Semaine 47

Il est tellement doué pour la lecture entre les lignes qu’il ne lit plus que des pages blanches.

Lire avec le même appétit qu’en choisissant son menu sur la carte, au restaurant.

Ce poète publie à un tel rythme – cinq, six publications par an – qu’on se demande s’il ne fera pas bientôt plus de livres que de vers.

Certains artistes donnent (ou veulent donner) l’impression de convoquer le monde ou l’époque dans leur œuvre, dans un but le plus souvent critique, puis par l’effet d’une inversion commune et dont je doute qu’elle soit toujours consciente, on se rend compte en leur prêtant l’oreille que ce qu’ils ont dans le viseur c’est eux, eux, eux et encore eux ! Ainsi ce chanteur présentant son disque comme « totalement en phase avec le propos que je peux tenir avec mes amis quand je parle de l’époque. Je crois qu’on peut y retrouver à peu près tout ce que j’ai dit cette année dans ma vie perso. C’est une photo totalement vraie de moi en 2016. »

Remplacez chaque téléphone portable par un fusil, une mitraillette, un revolver, et je ne verrai plus d’inconvénient alors à ce que l’amateur de selfies le retourne contre lui.

Cette note (caustiquement prémonitoire) du journal de Jules Renard, en date du 30 janvier 1892 : « Certains gens voient comme si leurs yeux étaient au bout d’une perche, très loin de leur cerveau. »

La photographie réclame une ouverture aux choses, une disponibilité au hasard et au monde inverse au selfie, qui dénote lui une attention bornée, un regard étroit, une difficulté à s’écarter de soi désolante et obtuse.

Il faut voir le travail du fauconnier, un oiseau tomber du ciel pour voler jusqu’à lui, un rapace se poser sur le gant de cuir de son maître et dresseur, un gerfaut atterrir sur son bras comme un chien rentre à la niche – impressionnant déjà. Mais un rectum venant se poser en conscience et sans dressage sur le bout d’une matraque : là chapeau ! Du grand art ! (Seul le spectacle d’un poulet s’embrochant de lui-même sur sa rôtissoire aurait une chance peut-être d’égaler ce prodige.)

Ses pensées étaient si rares qu’elles jouissaient finalement d’espace dans cet esprit étroit ; elles étaient, ma foi, fort bien installées dans cette petite âme, la fenêtre ouverte en grand sur la clarté d’un beau ciel vide.
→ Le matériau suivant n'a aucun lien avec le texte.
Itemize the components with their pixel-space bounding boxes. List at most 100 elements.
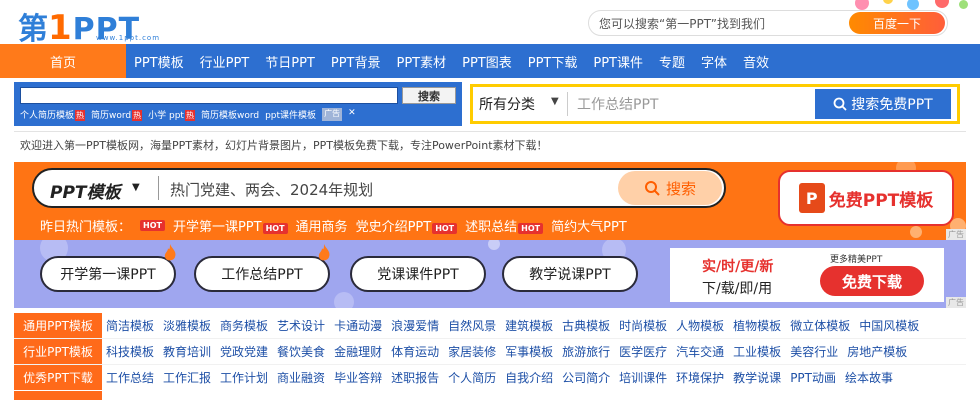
category-link[interactable]: 工作汇报 [163,369,211,386]
chevron-down-icon[interactable]: ▼ [551,96,559,107]
site-search-button[interactable]: 搜索 [402,87,456,104]
category-link[interactable]: 毕业答辩 [334,369,382,386]
category-link[interactable]: 金融理财 [334,343,382,360]
nav-item-ppt-material[interactable]: PPT素材 [389,44,455,78]
baidu-search-button[interactable]: 百度一下 [849,12,945,34]
category-link[interactable]: 环境保护 [676,369,724,386]
template-search-input[interactable]: 热门党建、两会、2024年规划 [170,179,373,200]
nav-item-sound[interactable]: 音效 [735,44,777,78]
free-download-panel: 实/时/更/新 下/载/即/用 更多精美PPT 免费下载 [670,248,944,302]
category-link[interactable]: 时尚模板 [619,317,667,334]
site-header: 第 1 PPT www.1ppt.com 您可以搜索“第一PPT”找到我们 百度… [0,0,980,48]
ad-label: 广告 [946,229,966,240]
hot-template-link[interactable]: 通用商务 [296,216,348,235]
free-ppt-search-button[interactable]: 搜索免费PPT [815,89,951,119]
category-label[interactable] [14,391,102,400]
hot-template-link[interactable]: 党史介绍PPT HOT [356,216,458,235]
nav-item-ppt-template[interactable]: PPT模板 [126,44,192,78]
category-link[interactable]: 自我介绍 [505,369,553,386]
category-link[interactable]: 人物模板 [676,317,724,334]
main-nav: 首页 PPT模板 行业PPT 节日PPT PPT背景 PPT素材 PPT图表 P… [0,44,980,78]
category-link[interactable]: 美容行业 [790,343,838,360]
category-link[interactable]: 餐饮美食 [277,343,325,360]
category-link[interactable]: 培训课件 [619,369,667,386]
free-download-button[interactable]: 免费下载 [820,266,924,296]
category-link[interactable]: 述职报告 [391,369,439,386]
category-link[interactable]: 商务模板 [220,317,268,334]
site-logo[interactable]: 第 1 PPT www.1ppt.com [18,4,159,48]
nav-home[interactable]: 首页 [0,44,126,78]
category-link[interactable]: PPT动画 [790,369,836,386]
category-link[interactable]: 军事模板 [505,343,553,360]
free-ppt-template-button[interactable]: P 免费PPT模板 [778,170,954,226]
template-category-select[interactable]: PPT模板 [50,178,121,203]
category-link[interactable]: 教育培训 [163,343,211,360]
nav-item-industry-ppt[interactable]: 行业PPT [192,44,258,78]
hot-badge: 热 [184,110,195,121]
category-link[interactable]: 个人简历 [448,369,496,386]
promo-banner[interactable]: 开学第一课PPT 工作总结PPT 党课课件PPT 教学说课PPT 实/时/更/新… [14,240,966,308]
promo-pill[interactable]: 教学说课PPT [502,256,638,292]
category-link[interactable]: 卡通动漫 [334,317,382,334]
category-link[interactable]: 旅游旅行 [562,343,610,360]
free-ppt-search-label: 搜索免费PPT [851,97,933,113]
slogan-realtime: 实/时/更/新 [702,259,774,275]
category-link[interactable]: 植物模板 [733,317,781,334]
category-link[interactable]: 微立体模板 [790,317,850,334]
category-link[interactable]: 教学说课 [733,369,781,386]
nav-item-festival-ppt[interactable]: 节日PPT [257,44,323,78]
category-link[interactable]: 浪漫爱情 [391,317,439,334]
category-link[interactable]: 绘本故事 [845,369,893,386]
promo-pill[interactable]: 党课课件PPT [350,256,486,292]
category-link[interactable]: 工业模板 [733,343,781,360]
category-link[interactable]: 工作总结 [106,369,154,386]
hot-template-link[interactable]: 简约大气PPT [551,216,627,235]
category-link[interactable]: 商业融资 [277,369,325,386]
nav-item-fonts[interactable]: 字体 [693,44,735,78]
category-link[interactable]: 房地产模板 [847,343,907,360]
suggestion-link[interactable]: 简历word 热 [91,108,143,121]
suggestion-link[interactable]: 简历模板word [201,108,259,121]
category-link[interactable]: 自然风景 [448,317,496,334]
suggestion-link[interactable]: ppt课件模板 [265,108,316,121]
nav-item-ppt-courseware[interactable]: PPT课件 [585,44,651,78]
category-label[interactable]: 优秀PPT下载 [14,365,102,390]
nav-item-ppt-chart[interactable]: PPT图表 [454,44,520,78]
promo-pill[interactable]: 工作总结PPT [194,256,330,292]
hot-template-link[interactable]: 开学第一课PPT HOT [173,216,288,235]
category-label[interactable]: 行业PPT模板 [14,339,102,364]
close-icon[interactable]: ✕ [348,108,356,121]
nav-item-topics[interactable]: 专题 [651,44,693,78]
hot-template-link[interactable]: 述职总结 HOT [465,216,544,235]
site-search-input[interactable] [20,87,398,104]
suggestion-link[interactable]: 个人简历模板热 [20,108,86,121]
hot-badge: HOT [432,223,458,234]
ad-label: 广告 [946,297,966,308]
free-ppt-search-input[interactable]: 工作总结PPT [577,94,658,114]
category-link[interactable]: 艺术设计 [277,317,325,334]
chevron-down-icon[interactable]: ▼ [132,182,140,193]
category-link[interactable]: 中国风模板 [859,317,919,334]
category-link[interactable]: 汽车交通 [676,343,724,360]
category-link[interactable]: 工作计划 [220,369,268,386]
nav-item-ppt-background[interactable]: PPT背景 [323,44,389,78]
category-link[interactable]: 医学医疗 [619,343,667,360]
category-link[interactable]: 古典模板 [562,317,610,334]
category-link[interactable]: 家居装修 [448,343,496,360]
nav-item-ppt-download[interactable]: PPT下载 [520,44,586,78]
promo-pill[interactable]: 开学第一课PPT [40,256,176,292]
category-link[interactable]: 党政党建 [220,343,268,360]
logo-number: 1 [48,8,72,48]
category-select[interactable]: 所有分类 [479,94,535,114]
category-link[interactable]: 简洁模板 [106,317,154,334]
template-search-button[interactable]: 搜索 [618,171,722,205]
category-link[interactable]: 科技模板 [106,343,154,360]
category-link[interactable]: 公司简介 [562,369,610,386]
category-label[interactable]: 通用PPT模板 [14,313,102,338]
search-icon [644,181,660,196]
suggestion-link[interactable]: 小学 ppt 热 [148,108,195,121]
category-link[interactable]: 淡雅模板 [163,317,211,334]
category-link[interactable]: 建筑模板 [505,317,553,334]
category-link[interactable]: 体育运动 [391,343,439,360]
baidu-search-input[interactable]: 您可以搜索“第一PPT”找到我们 [599,15,765,32]
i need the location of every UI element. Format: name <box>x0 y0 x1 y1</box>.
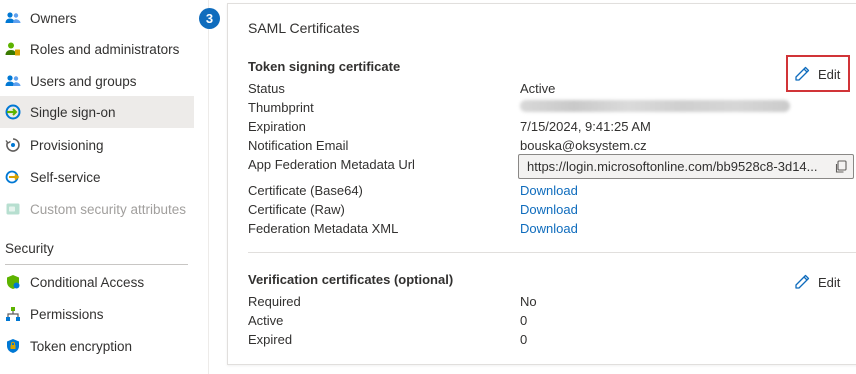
permissions-icon <box>5 306 21 322</box>
sidebar-item-label: Conditional Access <box>30 274 145 290</box>
thumbprint-value-redacted <box>520 100 790 112</box>
sidebar-item-label: Permissions <box>30 306 104 322</box>
certificate-base64-label: Certificate (Base64) <box>248 183 363 198</box>
sidebar-item-label: Roles and administrators <box>30 41 180 57</box>
section-divider <box>5 264 188 265</box>
sidebar-item-label: Self-service <box>30 169 101 185</box>
sidebar-item-single-sign-on[interactable]: Single sign-on <box>0 96 194 128</box>
sidebar-item-conditional-access[interactable]: Conditional Access <box>0 266 194 298</box>
saml-certificates-card: SAML Certificates Token signing certific… <box>227 3 856 365</box>
metadata-url-value: https://login.microsoftonline.com/bb9528… <box>527 159 818 174</box>
copy-icon[interactable] <box>834 160 848 174</box>
sidebar-item-custom-security-attributes[interactable]: Custom security attributes <box>0 193 194 225</box>
edit-token-signing-button[interactable]: Edit <box>794 66 840 82</box>
pencil-icon <box>795 66 810 81</box>
provisioning-icon <box>5 137 21 153</box>
thumbprint-label: Thumbprint <box>248 100 314 115</box>
conditional-access-icon <box>5 274 21 290</box>
sidebar: Owners Roles and administrators Users an… <box>0 0 209 374</box>
step-number-badge: 3 <box>199 8 220 29</box>
sidebar-item-label: Token encryption <box>30 338 133 354</box>
verification-heading: Verification certificates (optional) <box>248 272 454 287</box>
roles-icon <box>5 41 21 57</box>
sidebar-item-label: Single sign-on <box>30 104 116 120</box>
single-sign-on-icon <box>5 104 21 120</box>
sidebar-item-self-service[interactable]: Self-service <box>0 161 194 193</box>
token-signing-heading: Token signing certificate <box>248 59 401 74</box>
sidebar-item-token-encryption[interactable]: Token encryption <box>0 330 194 362</box>
sidebar-item-owners[interactable]: Owners <box>0 2 194 34</box>
edit-label: Edit <box>818 274 841 290</box>
self-service-icon <box>5 169 21 185</box>
certificate-raw-label: Certificate (Raw) <box>248 202 345 217</box>
download-base64-link[interactable]: Download <box>520 183 578 198</box>
expiration-value: 7/15/2024, 9:41:25 AM <box>520 119 651 134</box>
sidebar-item-provisioning[interactable]: Provisioning <box>0 129 194 161</box>
edit-verification-button[interactable]: Edit <box>794 274 840 290</box>
metadata-url-field[interactable]: https://login.microsoftonline.com/bb9528… <box>518 154 854 179</box>
sidebar-item-label: Custom security attributes <box>30 201 187 217</box>
required-value: No <box>520 294 537 309</box>
edit-label: Edit <box>818 66 841 82</box>
sidebar-item-users-and-groups[interactable]: Users and groups <box>0 65 194 97</box>
active-label: Active <box>248 313 284 328</box>
section-divider <box>248 252 856 253</box>
expired-value: 0 <box>520 332 528 347</box>
notification-email-label: Notification Email <box>248 138 349 153</box>
required-label: Required <box>248 294 301 309</box>
token-encryption-icon <box>5 338 21 354</box>
sidebar-item-label: Provisioning <box>30 137 104 153</box>
sidebar-item-label: Owners <box>30 10 77 26</box>
pencil-icon <box>795 274 810 289</box>
federation-metadata-xml-label: Federation Metadata XML <box>248 221 399 236</box>
users-groups-icon <box>5 73 21 89</box>
sidebar-item-roles[interactable]: Roles and administrators <box>0 33 194 65</box>
sidebar-item-permissions[interactable]: Permissions <box>0 298 194 330</box>
expiration-label: Expiration <box>248 119 306 134</box>
owners-icon <box>5 10 21 26</box>
download-metadata-xml-link[interactable]: Download <box>520 221 578 236</box>
active-value: 0 <box>520 313 528 328</box>
status-value: Active <box>520 81 556 96</box>
metadata-url-label: App Federation Metadata Url <box>248 157 415 172</box>
notification-email-value: bouska@oksystem.cz <box>520 138 647 153</box>
status-label: Status <box>248 81 285 96</box>
card-title: SAML Certificates <box>248 20 360 36</box>
expired-label: Expired <box>248 332 293 347</box>
download-raw-link[interactable]: Download <box>520 202 578 217</box>
sidebar-item-label: Users and groups <box>30 73 137 89</box>
security-section-title: Security <box>5 241 54 256</box>
custom-attributes-icon <box>5 201 21 217</box>
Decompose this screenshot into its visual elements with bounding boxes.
Le signe d’importance dont ce cuistre cherche à tatouer son propos.

Du côté de la NASA, on se contente de peu. Évoquer des conditions favorables à la vie sur la base de la seule présence de l’eau me semble un peu court. Le jour où l’on découvrira une exoplanète avec une machine à café, une boulangerie potable et une connexion wifi, là oui d’accord !

Pleine, la lune me fait penser à ces pastilles collées dans les expos pour signaler que les tableaux ont déjà trouvé leur acheteur. Pas inutile, vu notre esprit de cadastre, de rappeler parfois que le ciel n’est pas à vendre.

Les réseaux sociaux, Internet : un repère de détraqués et de pervers ? J’y vois surtout des amateurs de maximes à deux sous, de vidéos de chatons, de couchers de soleil ; dont rien ne dit d’ailleurs que ce ne soit pas pire.

Là c’est moi sur mon siège occupé à rédiger cette note devant l’ordinateur.

Là je me lève pour aller chercher un truc à boire au frigo car j’ai soif.

Là je souris penché à la fenêtre avec en arrière-plan l’enseigne du magasin L’arc-en-ciel situé juste en face de chez moi.

(Même littéraires, les selfies sont chiants.)

Et le joueur de football, au lieu de protester, alla directement s’empaler sur le sifflet de l’arbitre – mais quelle est cette manie ? Cet élan des fondements ? Pourquoi cette attirance soudaine, irrépressible des orifices de basse anatomie pour les garants de l’ordre et de la règle, leurs éléments de panoplie, leurs ustensiles de travail ? (À bien y réfléchir, aucune raison de s’étonner vraiment ; ce n’est quand même pas la première fois qu’un trou du cul fait l’évidente démonstration de son goût pour l’autorité.)